Winemaking is like following a very large, slow recipe. Some peak moments:
Picking How long does it take to harvest 500 pounds of Syrah? Only a couple of hours for Team Wine, who cut bunches of sweet, seedy grapes in a remote Thomas Fogarty Winery vineyard in the Santa Cruz Mountains.
Crushing In a parking lot at Sunset, we pulverized the grapes in a borrowed crusher-destemmer ― like a large funnel with a rotating screw in the middle. We also used our bare feet, I Love Lucy–style. Stomping grapes is a lot harder than it looks, like huffing up a stair climber set in quicksand. Especially if you're laughing.
Punching Down We stirred our burbling, fermenting cauldrons (okay, clean trash cans) of crushed grapes, juice, and wine yeast with a big wooden paddle, submerging the thick cap of skins to keep them moist and sending color and flavor into the juice.
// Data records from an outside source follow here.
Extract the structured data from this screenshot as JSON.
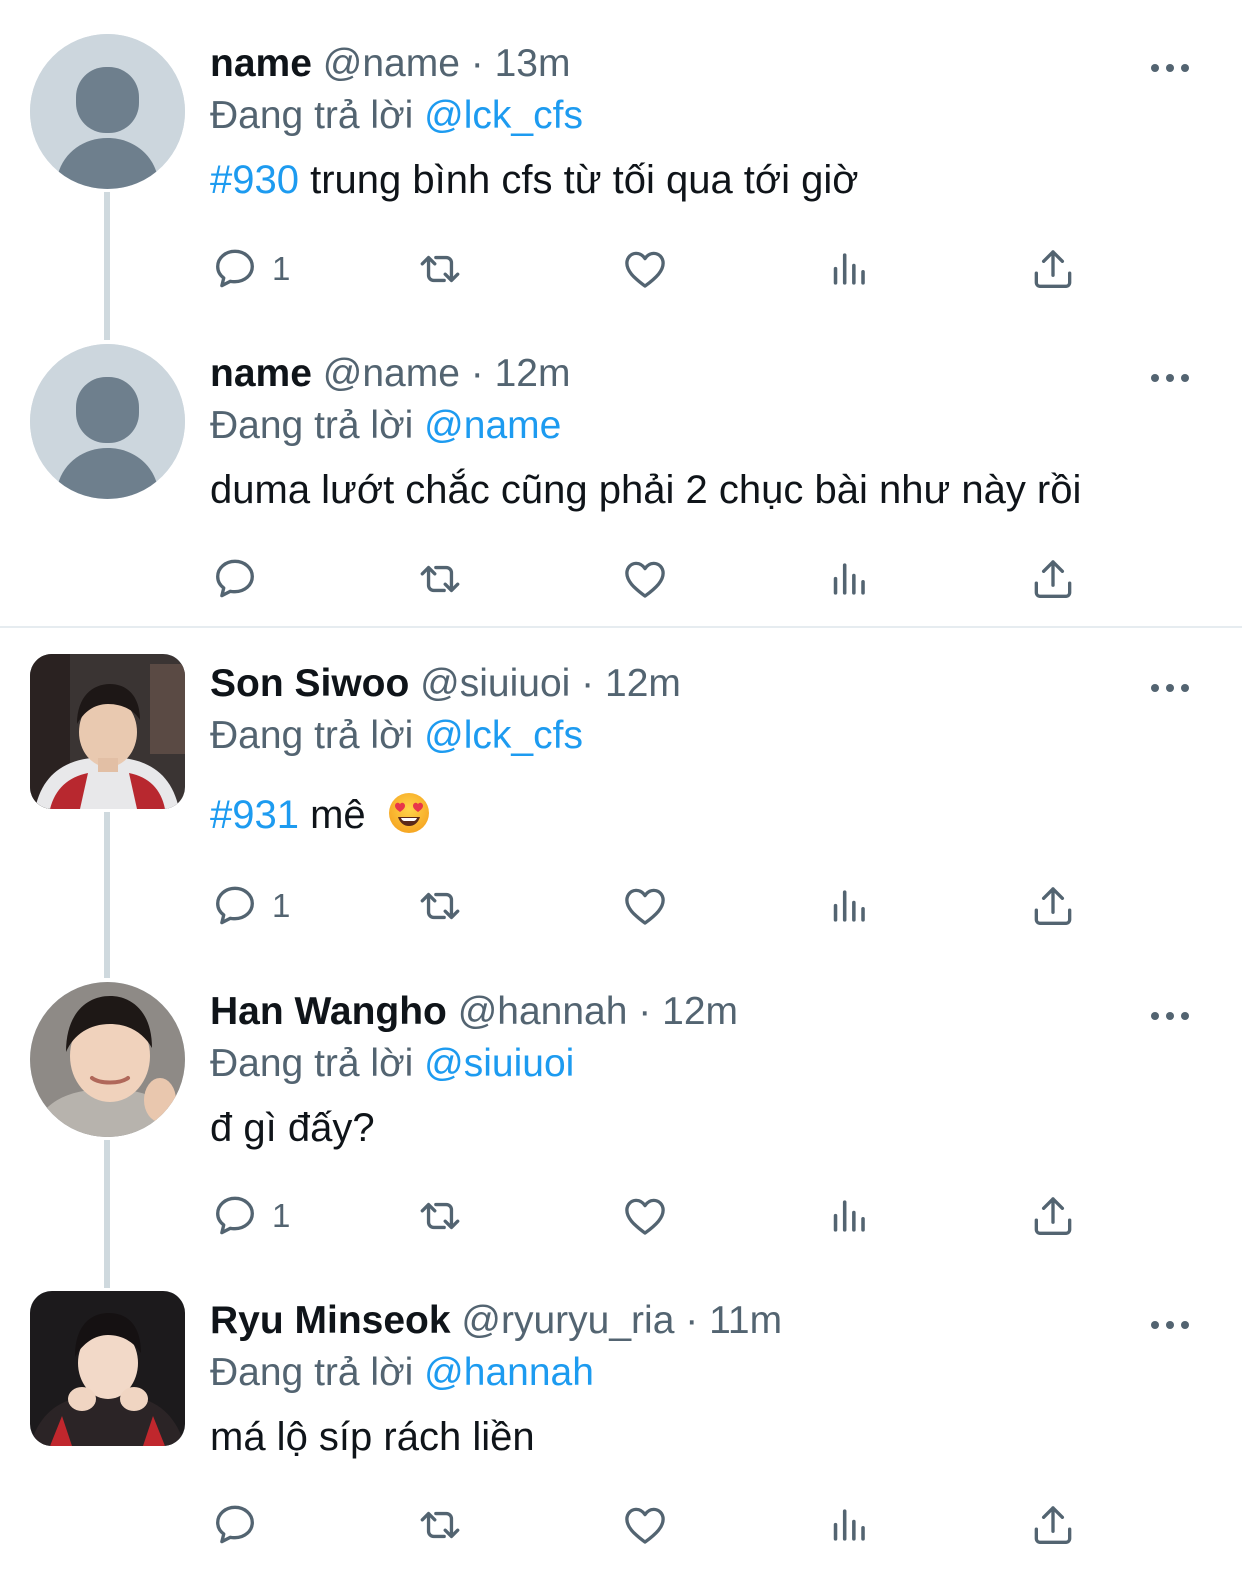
{
  "colors": {
    "link": "#1d9bf0",
    "secondary_text": "#536471",
    "primary_text": "#0f1419",
    "thread_line": "#cfd9de",
    "divider": "#e6ecf0"
  },
  "tweets": [
    {
      "name": "name",
      "handle": "@name",
      "separator": "·",
      "time": "13m",
      "replying_prefix": "Đang trả lời",
      "replying_to": "@lck_cfs",
      "hashtag": "#930",
      "text": "trung bình cfs từ tối qua tới giờ",
      "reply_count": "1",
      "avatar": "default-avatar-icon"
    },
    {
      "name": "name",
      "handle": "@name",
      "separator": "·",
      "time": "12m",
      "replying_prefix": "Đang trả lời",
      "replying_to": "@name",
      "text": "duma lướt chắc cũng phải 2 chục bài như này rồi",
      "reply_count": "",
      "avatar": "default-avatar-icon"
    },
    {
      "name": "Son Siwoo",
      "handle": "@siuiuoi",
      "separator": "·",
      "time": "12m",
      "replying_prefix": "Đang trả lời",
      "replying_to": "@lck_cfs",
      "hashtag": "#931",
      "text": "mê",
      "emoji": "heart-eyes-emoji",
      "reply_count": "1",
      "avatar": "profile-photo"
    },
    {
      "name": "Han Wangho",
      "handle": "@hannah",
      "separator": "·",
      "time": "12m",
      "replying_prefix": "Đang trả lời",
      "replying_to": "@siuiuoi",
      "text": "đ gì đấy?",
      "reply_count": "1",
      "avatar": "profile-photo"
    },
    {
      "name": "Ryu Minseok",
      "handle": "@ryuryu_ria",
      "separator": "·",
      "time": "11m",
      "replying_prefix": "Đang trả lời",
      "replying_to": "@hannah",
      "text": "má lộ síp rách liền",
      "reply_count": "",
      "avatar": "profile-photo"
    }
  ]
}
We measured the sugar daily to make sure the yeast was gobbling it up and converting it into alcohol, putting our high school chemistry to use.
Pressing When sugar levels dropped to zero, primary fermentation was finished ― we'd made wine! It was time to clean it up with a press, which looked like wood fencing wrapped around a Christmas tree stand. We dumped in our wine and inflated a rubber bladder in the middle, squishing the wine through the wood slats. We ran a bucket brigade to catch wine pouring from the spigot, then carefully splashed it into glass jugs called carboys.
Oaking The easiest and cheapest way to give a wine oak character isn't a barrel but oak chips. We tossed a small handful of toasted chips into each 5-gal. carboy.